Hi Robbin,

On 10/06/2020 2:15 am, Robbin Ehn wrote:
Hi all,

If the direct handshake is executed by the target thread, the JNI
local(s) are created in that thread but returned in the handshaking
thread.
They thus are not safe to use. (thread might even have exited by this
point)

Code:
http://cr.openjdk.java.net/~rehn/8247248/v1/webrev/

Unfortunately there is no way the distinguish a local jobject vs a
global. Which makes it hard to track when the jobject is global and not.

I have some comments/concerns that I've added to the bug report.

Switching from local refs to global refs adds a bit of overhead and will likely impact the performance here. Not a showstopper but would be nice to avoid if possible as it seems a bit of a kludge to communicate values across threads via global refs.

In the old VMOperation solution the VMThread used the JvmtiEnv* of the calling thread so that the local refs were in the right place.
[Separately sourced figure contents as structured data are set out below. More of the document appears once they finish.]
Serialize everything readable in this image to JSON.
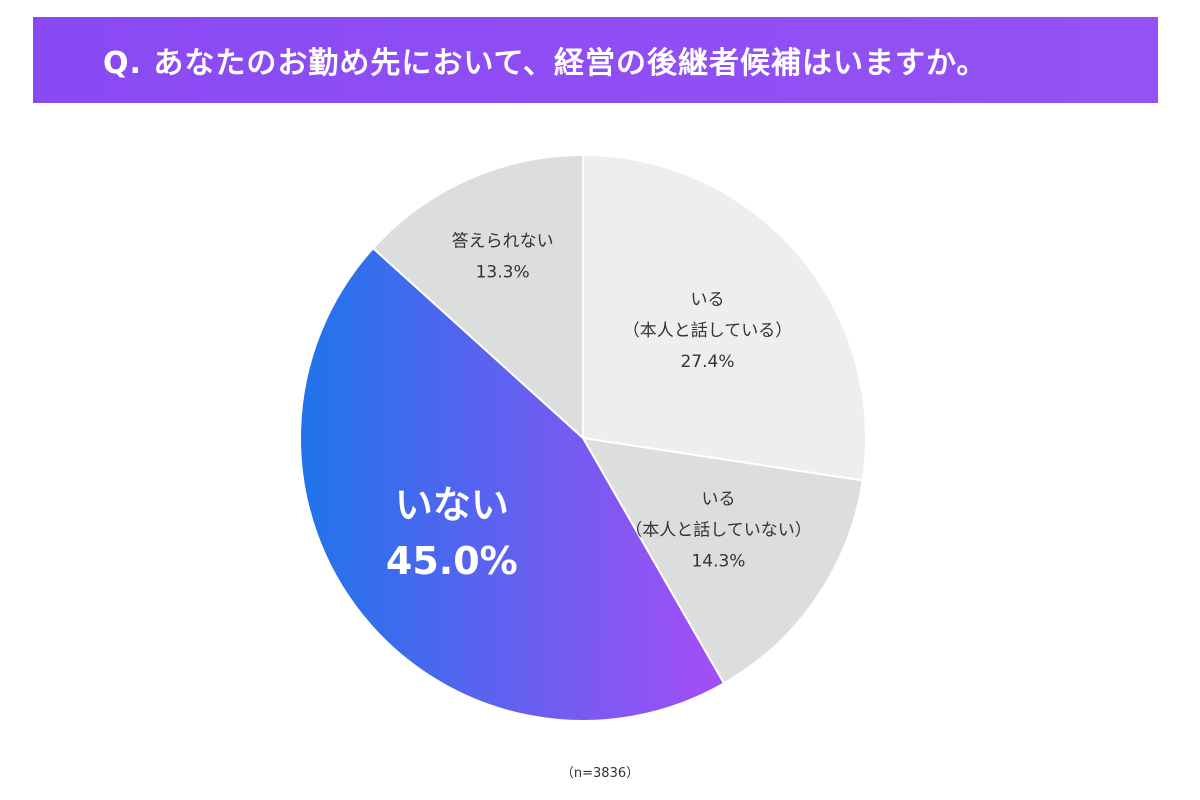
{
  "title": "Q. あなたのお勤め先において、経営の後継者候補はいますか。",
  "note": "（n=3836）",
  "colors": {
    "title_bg": "#8b4bf4",
    "slice_1": "#eeeeee",
    "slice_2": "#dcdddd",
    "slice_3_start": "#1f74ea",
    "slice_3_end": "#a64df6",
    "slice_4": "#dcdddd",
    "border": "#ffffff"
  },
  "chart_data": {
    "type": "pie",
    "title": "Q. あなたのお勤め先において、経営の後継者候補はいますか。",
    "start": "12 o'clock",
    "direction": "clockwise",
    "slices": [
      {
        "name": "いる（本人と話している）",
        "lines": [
          "いる",
          "（本人と話している）"
        ],
        "value": 27.4,
        "value_label": "27.4%",
        "color_key": "slice_1",
        "emphasis": false
      },
      {
        "name": "いる（本人と話していない）",
        "lines": [
          "いる",
          "（本人と話していない）"
        ],
        "value": 14.3,
        "value_label": "14.3%",
        "color_key": "slice_2",
        "emphasis": false
      },
      {
        "name": "いない",
        "lines": [
          "いない"
        ],
        "value": 45.0,
        "value_label": "45.0%",
        "color_key": "slice_3",
        "emphasis": true
      },
      {
        "name": "答えられない",
        "lines": [
          "答えられない"
        ],
        "value": 13.3,
        "value_label": "13.3%",
        "color_key": "slice_4",
        "emphasis": false
      }
    ],
    "total_n": 3836
  }
}
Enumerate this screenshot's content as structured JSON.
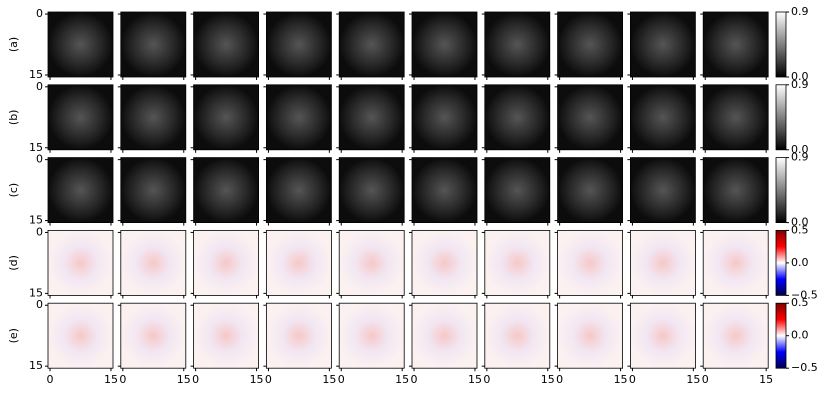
{
  "chart_data": {
    "type": "heatmap-grid",
    "xlim": [
      -0.5,
      15.5
    ],
    "ylim": [
      -0.5,
      15.5
    ],
    "xticks": [
      0,
      15
    ],
    "yticks": [
      0,
      15
    ],
    "rows": [
      {
        "label": "(a)",
        "colormap": "gray",
        "clim": [
          0,
          0.9
        ],
        "cticks": [
          {
            "value": 0,
            "label": "0.0"
          },
          0.9
        ]
      },
      {
        "label": "(b)",
        "colormap": "gray",
        "clim": [
          0,
          0.9
        ],
        "cticks": [
          {
            "value": 0,
            "label": "0.0"
          },
          0.9
        ]
      },
      {
        "label": "(c)",
        "colormap": "gray",
        "clim": [
          0,
          0.9
        ],
        "cticks": [
          {
            "value": 0,
            "label": "0.0"
          },
          0.9
        ]
      },
      {
        "label": "(d)",
        "colormap": "seismic",
        "clim": [
          -0.5,
          0.5
        ],
        "cticks": [
          {
            "value": -0.5,
            "label": "−0.5"
          },
          {
            "value": 0,
            "label": "0.0"
          },
          0.5
        ]
      },
      {
        "label": "(e)",
        "colormap": "seismic",
        "clim": [
          -0.5,
          0.5
        ],
        "cticks": [
          {
            "value": -0.5,
            "label": "−0.5"
          },
          {
            "value": 0,
            "label": "0.0"
          },
          0.5
        ]
      }
    ]
  }
}
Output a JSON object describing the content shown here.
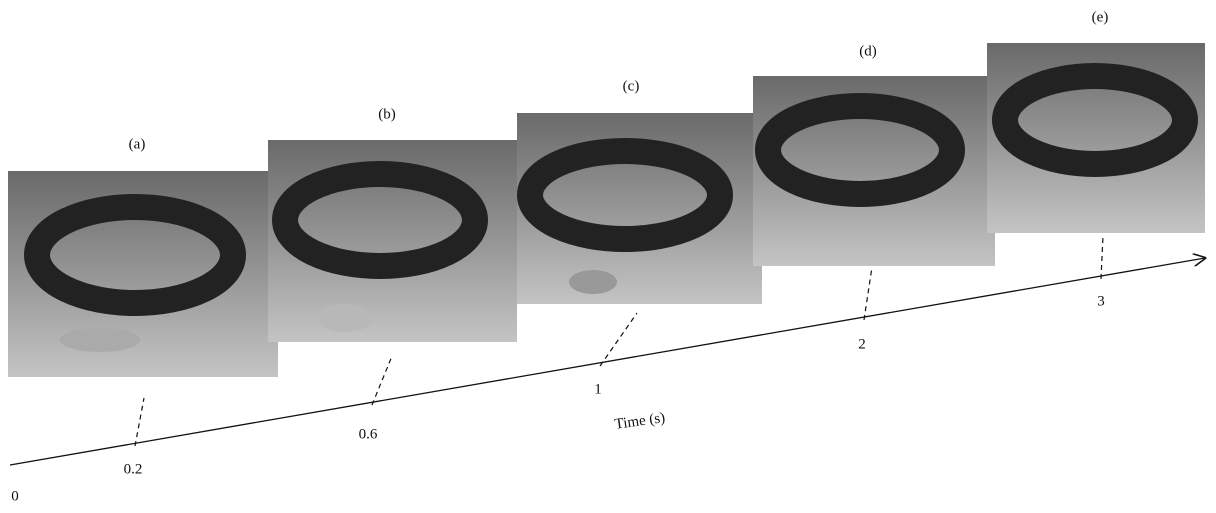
{
  "panels": [
    {
      "label": "(a)"
    },
    {
      "label": "(b)"
    },
    {
      "label": "(c)"
    },
    {
      "label": "(d)"
    },
    {
      "label": "(e)"
    }
  ],
  "axis": {
    "label": "Time (s)",
    "origin": "0",
    "ticks": [
      "0.2",
      "0.6",
      "1",
      "2",
      "3"
    ]
  }
}
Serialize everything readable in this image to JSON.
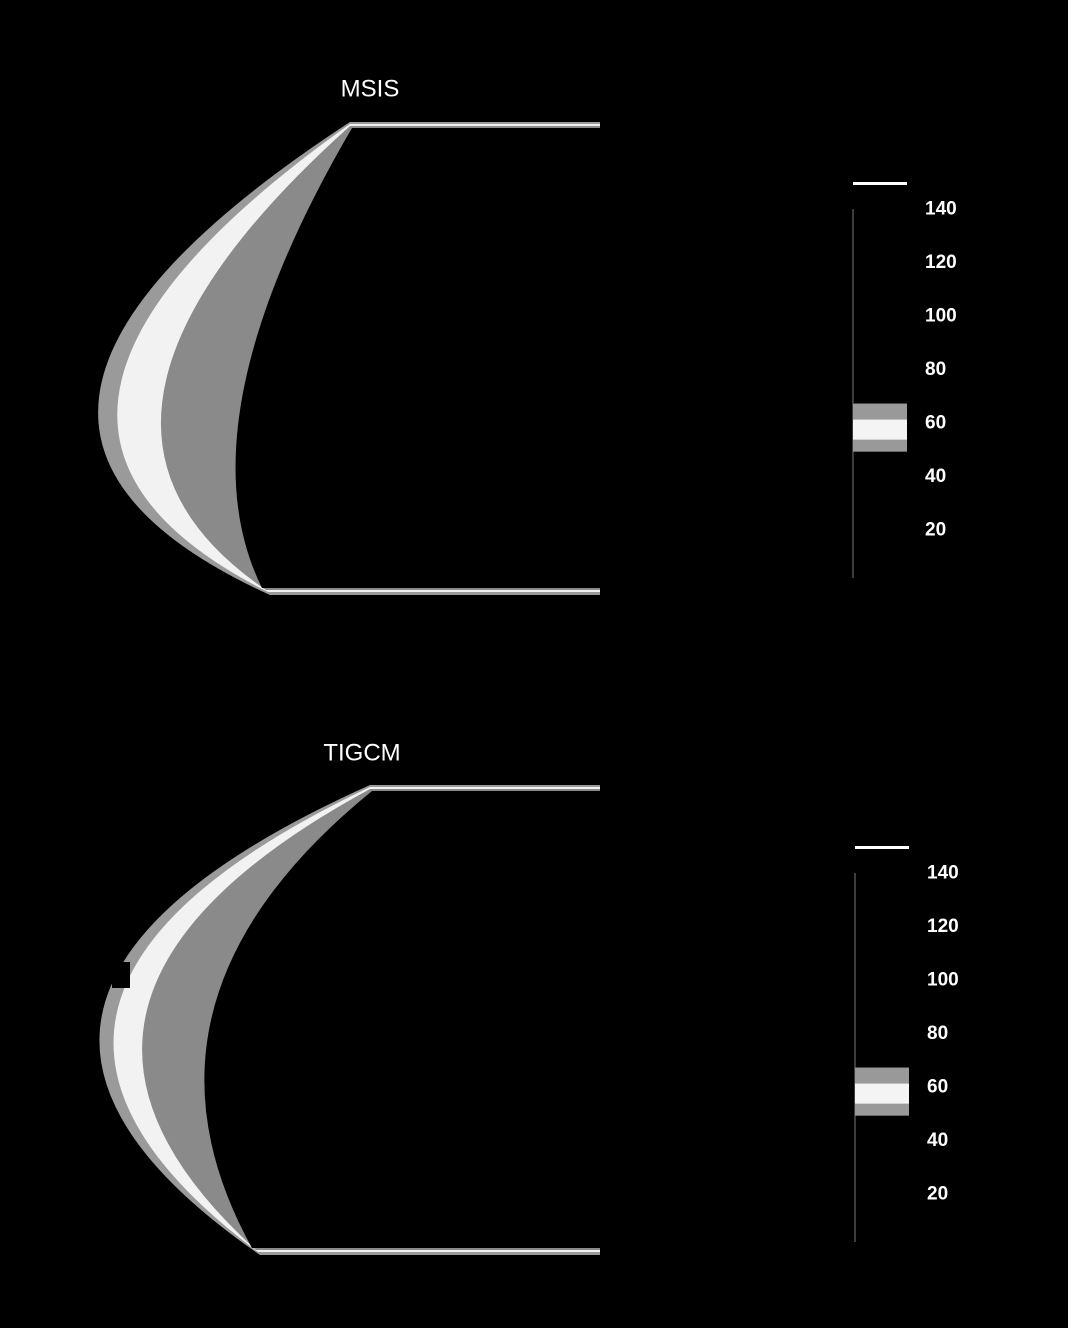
{
  "chart_data": [
    {
      "type": "image",
      "title": "MSIS",
      "clim": [
        0,
        150
      ],
      "cticks": [
        20,
        40,
        60,
        80,
        100,
        120,
        140
      ]
    },
    {
      "type": "image",
      "title": "TIGCM",
      "clim": [
        0,
        150
      ],
      "cticks": [
        20,
        40,
        60,
        80,
        100,
        120,
        140
      ]
    }
  ]
}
Can we do the same with the handshake code? It will mean restoring the "calling thread" argument to the handshake operation but I think this is a workable approach. (The removal of the calling thread argument should have rung alarm bells :( .)

Or, could this be case where we don't want the target thread to execute the handshake and we need a way to mark the handshake operation as such? That's a bigger change of course.

Thanks,
David
-----

Issue:
https://bugs.openjdk.java.net/browse/JDK-8247248

Local testing of JDI/JVMTI and t1-5.